Both NEB reports recommended a condition requiring the companies to conduct further study into how spilled dilbit behaves.They were supposed to set up science panels and do the research and file it; they were supposed to prove they could respond effectively to spills in both fresh and marine environments.
What has happened since? No publicly reported science, certainly; and nothing indicates that the research questions posed by North America’s two blue-ribbon academic institutions are being addressed. Both the Royal Society of Canada and the U.S. National Academy of Science have called for more research and underlined the fact that neither Canada nor the U.S. appears to have effective regulatory tools in place to manage the transportation of dilbit.

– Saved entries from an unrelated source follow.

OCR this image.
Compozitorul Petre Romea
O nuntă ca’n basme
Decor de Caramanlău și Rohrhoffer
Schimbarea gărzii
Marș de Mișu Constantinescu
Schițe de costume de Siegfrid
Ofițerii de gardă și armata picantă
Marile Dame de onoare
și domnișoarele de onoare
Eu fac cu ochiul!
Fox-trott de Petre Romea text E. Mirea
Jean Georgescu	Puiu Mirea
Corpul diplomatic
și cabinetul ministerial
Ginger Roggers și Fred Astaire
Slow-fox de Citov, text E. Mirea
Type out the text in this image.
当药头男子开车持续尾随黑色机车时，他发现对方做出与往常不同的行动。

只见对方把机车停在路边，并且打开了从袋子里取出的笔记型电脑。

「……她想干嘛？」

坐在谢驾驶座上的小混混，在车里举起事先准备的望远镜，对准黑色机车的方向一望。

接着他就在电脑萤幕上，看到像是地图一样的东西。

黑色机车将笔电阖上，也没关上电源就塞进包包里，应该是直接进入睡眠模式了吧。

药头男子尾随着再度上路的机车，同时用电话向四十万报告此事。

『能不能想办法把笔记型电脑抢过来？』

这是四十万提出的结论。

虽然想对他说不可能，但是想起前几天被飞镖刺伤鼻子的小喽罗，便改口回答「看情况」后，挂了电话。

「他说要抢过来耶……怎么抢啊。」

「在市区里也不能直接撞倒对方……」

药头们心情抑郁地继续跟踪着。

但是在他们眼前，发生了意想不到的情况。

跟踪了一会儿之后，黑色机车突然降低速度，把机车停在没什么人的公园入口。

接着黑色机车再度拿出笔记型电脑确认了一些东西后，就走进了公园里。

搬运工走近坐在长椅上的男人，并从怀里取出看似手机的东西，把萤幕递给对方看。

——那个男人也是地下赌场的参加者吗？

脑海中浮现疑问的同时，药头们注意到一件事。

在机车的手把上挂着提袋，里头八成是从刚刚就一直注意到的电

In fact, the only clear development since the approval of these pipelines has been a massive investment by Kinder Morgan in new oil spill response centres, all equipped with the same conventional spill response equipment that is completely ineffective for submerged or sinking oils. When Executive Director Karen Wristen toured Western Canada Marine Response Corporation’s facilities last year, the company displayed the equipment available and admitted they have none, either in stock or on order, that could deal with tracking and responding to a spill once it is no longer floating.
The ugly responses from Alberta and Canada to B.C.’s announcement that it wants to see the science come first are really a window into how dubious the financing for Kinder Morgan’s Trans Mountain Pipeline must be: so dubious that both governments resorted to blackmail in defense of the project. We figure Rachel Notley backed down when Karen pointed out in a Vancouver Sun article that Alberta's vendetta against BC wines was a pure gift to the campaign, bringing more people onside because the trade action was so manifestly unfair. Our thanks to Premier John Horgan and Environment Minister George Heyman for staying the course and we'll look forward to seeing what the court has to say about the right of a province to protect the health of its citizens and its environment.